多维 xarray 到 dataframe 到 excel
Multidimensional xarray to dataframe to excel
我在 python 中有一个三维 xarray 构建为
import numpy as np
import pandas as pd
import xarray as xr
data_np = np.array([
[ [1, 2, 0, 8], [3, 4, 11, 2], [5, 6, 43, 90] ],
[ [7, 8, 2, 66], [9, 10, 31, 21], [11, 12, 56, 45] ]
])
dims = ['patient', 'parameter', 'day']
coords = {'patient':['Joe','Bill'], 'parameter':['a', 'b', 'c'], 'day':[0, 1, 2, 3]}
data = xr.DataArray(data_np, dims = dims, coords = coords )
我想将其导出到具有以下结构的 excel sheet:
期望的输出
使用 Pandas 数据帧,我可以获得 excel sheet 所有变量(dims)沿同一轴分支:
df = data.to_dataframe('value')
df = df.transpose()
with pd.ExcelWriter("main.xlsx") as writer:
df.to_excel(writer)
获得输出:
怎样才能得到想要的结构?
使用unstack
:
data.to_dataframe('value').unstack(level=[1, 2]).droplevel(level=0, axis=1) \
.rename_axis(index=None, columns=['Parameter', 'Patient / Day'])
您可以使用unstack()
方法来随意排列数据:
import numpy as np
import pandas as pd
import xarray as xr
data_np = np.array([
[ [1, 2, 0, 8], [3, 4, 11, 2], [5, 6, 43, 90] ],
[ [7, 8, 2, 66], [9, 10, 31, 21], [11, 12, 56, 45] ]
])
dims = ['patient', 'parameter', 'day']
coords = {'patient':['Joe','Bill'], 'parameter':['a', 'b', 'c'], 'day':[0, 1, 2, 3]}
data = xr.DataArray(data_np, dims = dims, coords = coords )

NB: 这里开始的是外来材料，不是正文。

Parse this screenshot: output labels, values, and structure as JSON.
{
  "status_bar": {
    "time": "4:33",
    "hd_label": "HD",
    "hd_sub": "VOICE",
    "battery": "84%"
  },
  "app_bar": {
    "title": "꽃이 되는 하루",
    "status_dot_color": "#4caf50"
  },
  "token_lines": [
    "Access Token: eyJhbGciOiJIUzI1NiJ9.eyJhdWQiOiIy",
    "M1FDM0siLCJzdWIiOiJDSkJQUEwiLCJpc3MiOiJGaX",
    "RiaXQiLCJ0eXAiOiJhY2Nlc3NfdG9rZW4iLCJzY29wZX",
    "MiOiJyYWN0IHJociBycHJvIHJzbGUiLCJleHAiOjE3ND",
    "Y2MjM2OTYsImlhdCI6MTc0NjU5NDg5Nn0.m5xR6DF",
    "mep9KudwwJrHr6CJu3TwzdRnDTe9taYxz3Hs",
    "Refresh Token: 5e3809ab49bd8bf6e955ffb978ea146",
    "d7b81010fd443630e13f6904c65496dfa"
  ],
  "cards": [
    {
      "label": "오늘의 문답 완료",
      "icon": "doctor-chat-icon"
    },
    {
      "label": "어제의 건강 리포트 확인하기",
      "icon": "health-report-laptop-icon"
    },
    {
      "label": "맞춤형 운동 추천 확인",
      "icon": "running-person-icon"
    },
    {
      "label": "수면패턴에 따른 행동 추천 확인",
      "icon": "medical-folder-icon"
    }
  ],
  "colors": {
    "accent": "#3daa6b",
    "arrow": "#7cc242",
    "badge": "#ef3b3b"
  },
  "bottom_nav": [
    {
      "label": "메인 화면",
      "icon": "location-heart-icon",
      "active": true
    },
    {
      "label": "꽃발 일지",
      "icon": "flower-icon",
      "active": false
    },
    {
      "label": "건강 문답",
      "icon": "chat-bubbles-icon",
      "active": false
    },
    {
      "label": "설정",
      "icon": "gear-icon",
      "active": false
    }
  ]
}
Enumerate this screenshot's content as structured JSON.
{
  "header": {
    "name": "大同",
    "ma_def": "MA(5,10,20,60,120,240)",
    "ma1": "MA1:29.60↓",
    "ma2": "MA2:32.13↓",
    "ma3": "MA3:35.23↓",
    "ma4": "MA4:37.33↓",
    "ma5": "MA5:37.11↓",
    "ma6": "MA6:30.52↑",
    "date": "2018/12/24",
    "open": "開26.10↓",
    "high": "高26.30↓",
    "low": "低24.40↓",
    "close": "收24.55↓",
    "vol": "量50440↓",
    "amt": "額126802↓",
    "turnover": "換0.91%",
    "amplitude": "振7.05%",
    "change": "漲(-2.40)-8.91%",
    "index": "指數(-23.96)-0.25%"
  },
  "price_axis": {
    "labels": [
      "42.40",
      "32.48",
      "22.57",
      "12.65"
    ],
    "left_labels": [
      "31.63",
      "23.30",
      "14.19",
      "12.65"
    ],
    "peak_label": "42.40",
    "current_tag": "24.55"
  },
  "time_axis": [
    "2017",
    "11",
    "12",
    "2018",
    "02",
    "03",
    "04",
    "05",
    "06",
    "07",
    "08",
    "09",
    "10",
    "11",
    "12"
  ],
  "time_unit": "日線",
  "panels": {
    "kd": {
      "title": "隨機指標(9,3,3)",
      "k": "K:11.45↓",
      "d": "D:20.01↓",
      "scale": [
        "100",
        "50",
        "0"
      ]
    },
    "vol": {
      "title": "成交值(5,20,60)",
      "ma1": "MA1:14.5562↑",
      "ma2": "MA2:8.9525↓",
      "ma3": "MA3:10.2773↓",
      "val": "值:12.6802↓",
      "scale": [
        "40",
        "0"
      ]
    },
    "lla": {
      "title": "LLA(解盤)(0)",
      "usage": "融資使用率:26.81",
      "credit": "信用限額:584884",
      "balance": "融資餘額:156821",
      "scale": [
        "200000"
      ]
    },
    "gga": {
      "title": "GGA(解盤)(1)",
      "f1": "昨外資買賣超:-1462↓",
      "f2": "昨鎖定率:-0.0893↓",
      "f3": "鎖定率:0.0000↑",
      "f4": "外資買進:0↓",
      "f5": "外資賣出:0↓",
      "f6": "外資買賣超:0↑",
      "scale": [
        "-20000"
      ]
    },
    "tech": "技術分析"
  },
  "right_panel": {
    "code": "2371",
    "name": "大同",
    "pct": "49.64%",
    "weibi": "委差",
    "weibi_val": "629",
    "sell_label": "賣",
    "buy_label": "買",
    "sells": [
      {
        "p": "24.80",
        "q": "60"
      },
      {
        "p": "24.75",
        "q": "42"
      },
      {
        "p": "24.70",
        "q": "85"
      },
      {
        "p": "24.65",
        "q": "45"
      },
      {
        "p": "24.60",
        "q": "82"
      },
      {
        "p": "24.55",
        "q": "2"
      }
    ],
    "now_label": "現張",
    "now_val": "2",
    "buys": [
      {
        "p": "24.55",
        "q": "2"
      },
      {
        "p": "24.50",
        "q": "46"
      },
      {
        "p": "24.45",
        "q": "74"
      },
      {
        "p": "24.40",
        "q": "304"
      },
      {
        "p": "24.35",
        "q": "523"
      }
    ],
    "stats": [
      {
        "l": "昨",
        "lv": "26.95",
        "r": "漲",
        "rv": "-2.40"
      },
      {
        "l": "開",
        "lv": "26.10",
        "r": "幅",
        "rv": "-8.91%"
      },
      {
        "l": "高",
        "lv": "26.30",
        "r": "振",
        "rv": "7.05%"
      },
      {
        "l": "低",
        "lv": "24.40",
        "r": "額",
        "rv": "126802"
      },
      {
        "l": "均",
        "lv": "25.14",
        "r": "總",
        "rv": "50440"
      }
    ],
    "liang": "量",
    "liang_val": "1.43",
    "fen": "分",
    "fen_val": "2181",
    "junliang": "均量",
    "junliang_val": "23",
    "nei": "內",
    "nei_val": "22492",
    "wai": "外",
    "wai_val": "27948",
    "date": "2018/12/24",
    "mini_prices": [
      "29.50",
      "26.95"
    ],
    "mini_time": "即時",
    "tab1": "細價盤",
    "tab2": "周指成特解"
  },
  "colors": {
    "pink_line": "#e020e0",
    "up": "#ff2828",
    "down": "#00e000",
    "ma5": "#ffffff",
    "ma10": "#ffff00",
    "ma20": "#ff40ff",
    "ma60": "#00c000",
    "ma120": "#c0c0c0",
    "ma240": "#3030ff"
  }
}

df = data.to_series().unstack(level=[1,2])
with pd.ExcelWriter("main.xlsx") as writer:
df.to_excel(writer)
或者您可以避免使用 xarray
并使用 pd.MultiIndex
直接从 NumPy 数组创建 DataFrame:
import numpy as np
import pandas as pd
data_np = np.array([
[ [1, 2, 0, 8], [3, 4, 11, 2], [5, 6, 43, 90] ],
[ [7, 8, 2, 66], [9, 10, 31, 21], [11, 12, 56, 45] ]
])
dims = ['patient', 'parameter', 'day']
coords = {'patient':['Joe','Bill'], 'parameter':['a', 'b', 'c'], 'day':[0, 1, 2, 3]}
mi = pd.MultiIndex.from_product([coords[dims[i]] for i in range(3)], names=dims)
df = pd.Series(data_np.flatten(), index=mi).unstack(level=[1,2])
with pd.ExcelWriter("main.xlsx") as writer:
df.to_excel(writer)
我在 python 中有一个三维 xarray 构建为
import numpy as np
import pandas as pd
import xarray as xr
data_np = np.array([
[ [1, 2, 0, 8], [3, 4, 11, 2], [5, 6, 43, 90] ],
[ [7, 8, 2, 66], [9, 10, 31, 21], [11, 12, 56, 45] ]
])
dims = ['patient', 'parameter', 'day']
coords = {'patient':['Joe','Bill'], 'parameter':['a', 'b', 'c'], 'day':[0, 1, 2, 3]}
data = xr.DataArray(data_np, dims = dims, coords = coords )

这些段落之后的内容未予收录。